Trees that are Bearing Fruit
Dormant pruning should be done in late winter before bud break. This time of the year reduces susceptibility of tree injury due to low temperatures.
- Pruning trees after bud break or when in bloom can increase spread of diseases.
- Branches growing upright into the interior of the tree can be thinned back to the lateral.
- Branches growing down below a major lateral that are shaded can also be thinned back to the lateral.
- Keep branches that are growing horizontally from the lateral.
- purs are short 3- 5” branches that produce flowers and fruit on apple trees. Sometimes they become long, weak and heavily branched. You can thin them out and head them back to a strong bud.
- Some spurs that are underneath a lateral branch can be removed to encourage more spur production where there is more light.
- Remove water spouts and upright shoots.
- Remove branches that are crossing and/or dead or injured branches.
- Once the height of the tree has been reached (8 – 10 ft dwarf) (12-16 ft semi-dwarf) you can cut the leader to a weak side branch. You will probably need to do this every year to keep it at that height. Laterals will all need to remain shorter than leader you will need to prune back into 2-year-old wood.
If you have older apple trees that have not been pruned for a number of years, here are some additional suggestions you may want to follow:
What do I do if I inherit older apple trees that have not been pruned?
- First decide if you want to keep the tree or do you want to replace it with a new apple tree you can start training and pruning correctly? Do you like the fruit?
- Does the tree receive all day sun?
- Plan a 3 – 5 year recovery for this older tree.
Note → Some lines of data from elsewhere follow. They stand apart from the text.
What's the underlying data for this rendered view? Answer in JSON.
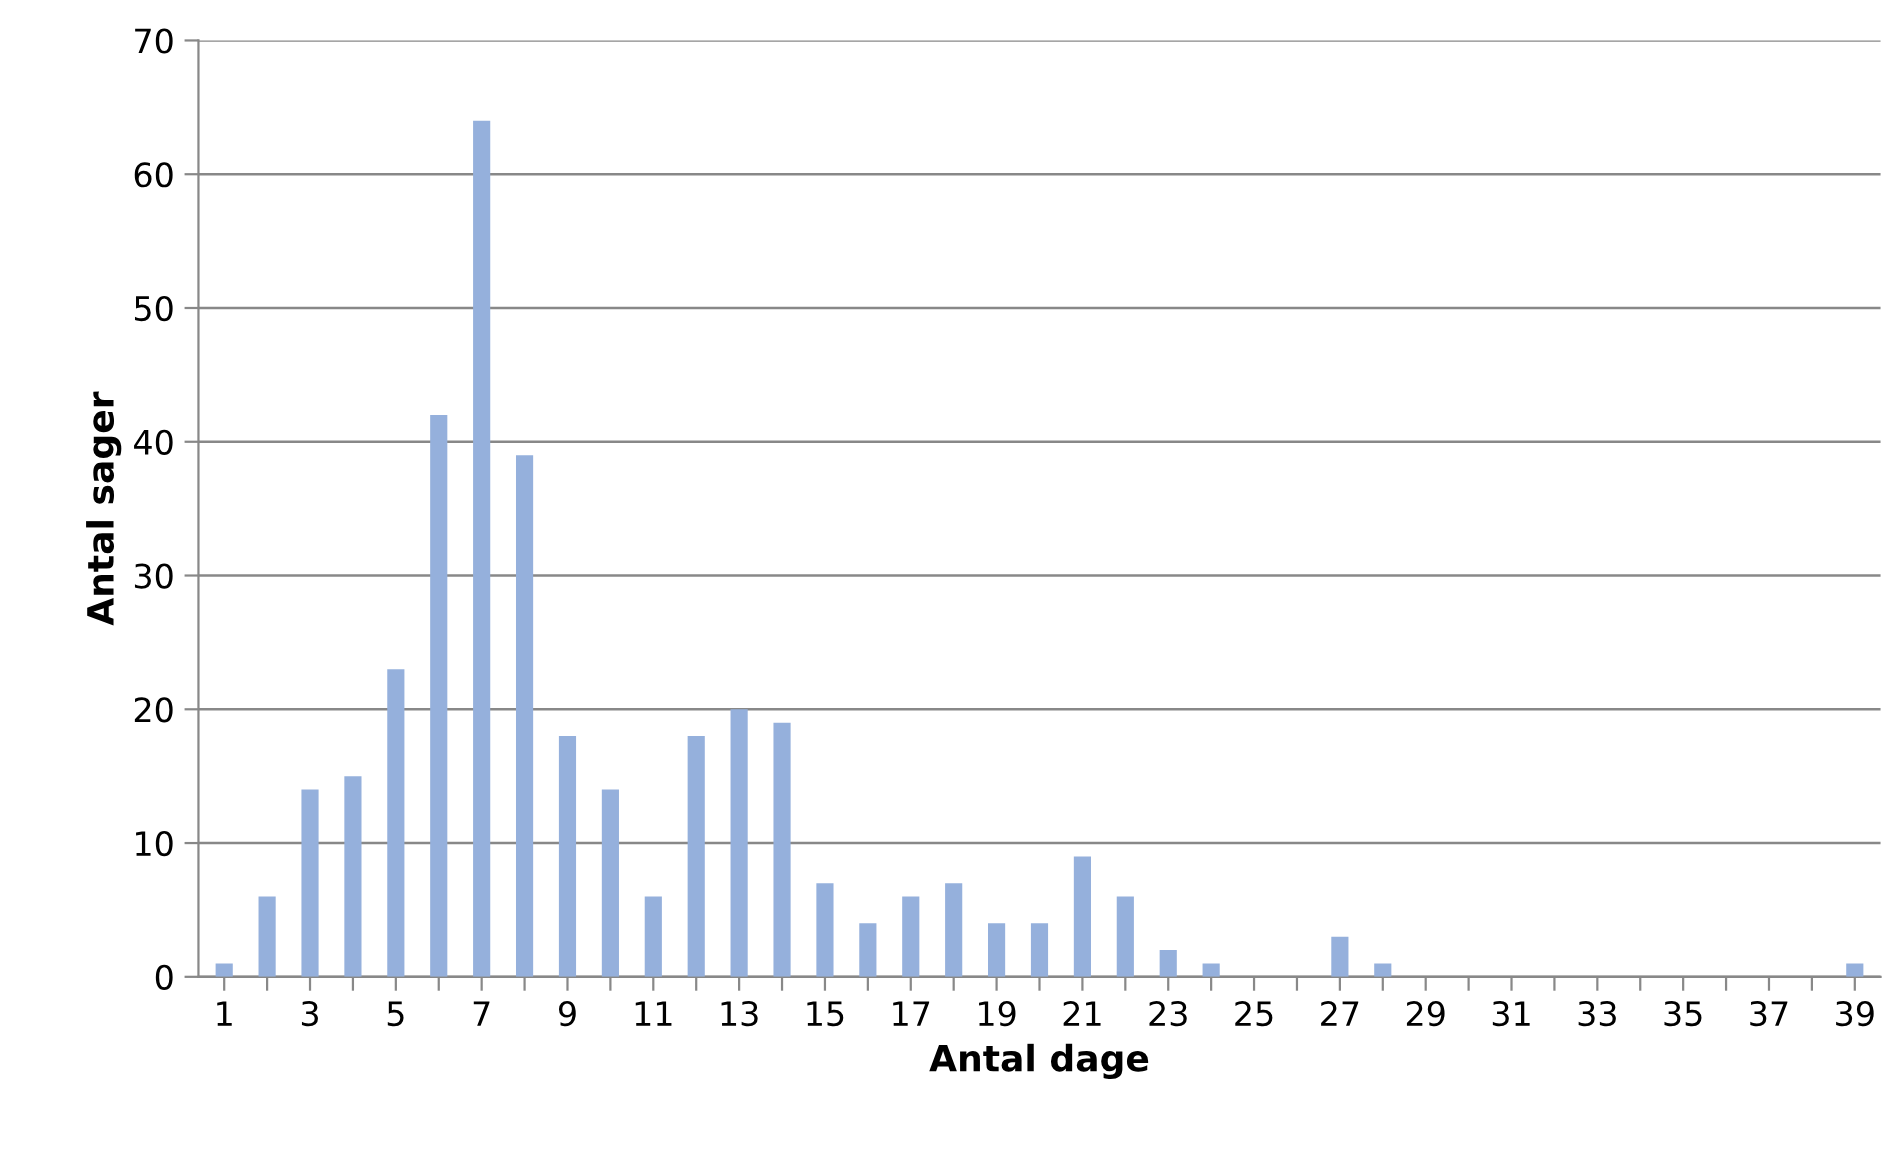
{
  "chart_data": {
    "type": "bar",
    "xlabel": "Antal dage",
    "ylabel": "Antal sager",
    "categories": [
      "1",
      null,
      "3",
      null,
      "5",
      null,
      "7",
      null,
      "9",
      null,
      "11",
      null,
      "13",
      null,
      "15",
      null,
      "17",
      null,
      "19",
      null,
      "21",
      null,
      "23",
      null,
      "25",
      null,
      "27",
      null,
      "29",
      null,
      "31",
      null,
      "33",
      null,
      "35",
      null,
      "37",
      null,
      "39"
    ],
    "values": [
      1,
      6,
      14,
      15,
      23,
      42,
      64,
      39,
      18,
      14,
      6,
      18,
      20,
      19,
      7,
      4,
      6,
      7,
      4,
      4,
      9,
      6,
      2,
      1,
      0,
      0,
      3,
      1,
      0,
      0,
      0,
      0,
      0,
      0,
      0,
      0,
      0,
      0,
      1
    ],
    "color": "#95b0dc",
    "ylim": [
      0,
      70
    ],
    "yticks": [
      0,
      10,
      20,
      30,
      40,
      50,
      60,
      70
    ],
    "grid": "y",
    "legend": false
  }
}
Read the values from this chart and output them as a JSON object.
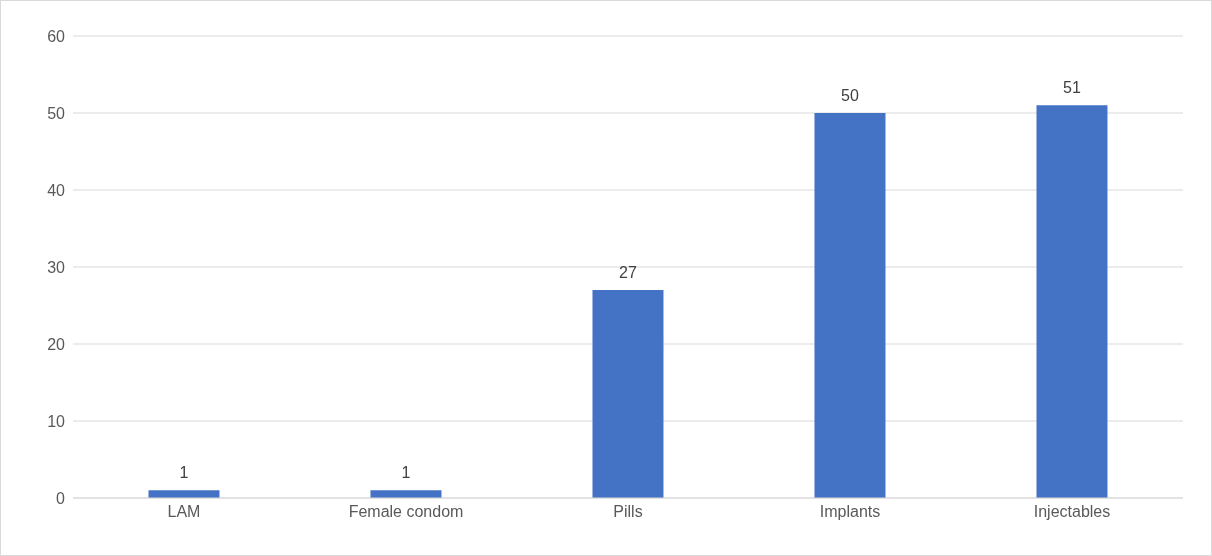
{
  "chart_data": {
    "type": "bar",
    "categories": [
      "LAM",
      "Female condom",
      "Pills",
      "Implants",
      "Injectables"
    ],
    "values": [
      1,
      1,
      27,
      50,
      51
    ],
    "color": "#4472c4",
    "ylim": [
      0,
      60
    ],
    "yticks": [
      0,
      10,
      20,
      30,
      40,
      50,
      60
    ],
    "grid": "y",
    "data_labels": true
  }
}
- Cut out all the dead wood.
- If you find any diseased wood, cut that out next, making sure you disinfect your tools by wiping the blades with Lysol or ethanol or isopropyl alcohol. These are all better than bleach solutions. Burn all diseased or insect-infested wood.
- You cannot remove more than 1/3 of the wood from the tree at a time and really should probably remove less.
- Start by opening up the tree and removing branches that grow straight up.
- Prune more heavily in the upper part of the tree first to get more light into the tree.
- Cut out narrow crotched branches.
- Cut out branches that are crossing each other.
- Remove droopy branches – less fruit production or small fruit production.
- Prune with a bud facing outward to force the new branch to grow in that direction.
- If you have multiple leaders and no central leader, you may have to prune the best you can while keeping the open or vase shaped configuration.
If you have questions, call Diane Booth at 387-3015. Here is a link on pruning apple trees with diagrams included.
In other gardening news, the Cook County Extension office has copies of the 2012 guide to good vegetable varieties to grow in the county. They are free and can be picked up at the Cook County Community Center. Copies are also available at local stores.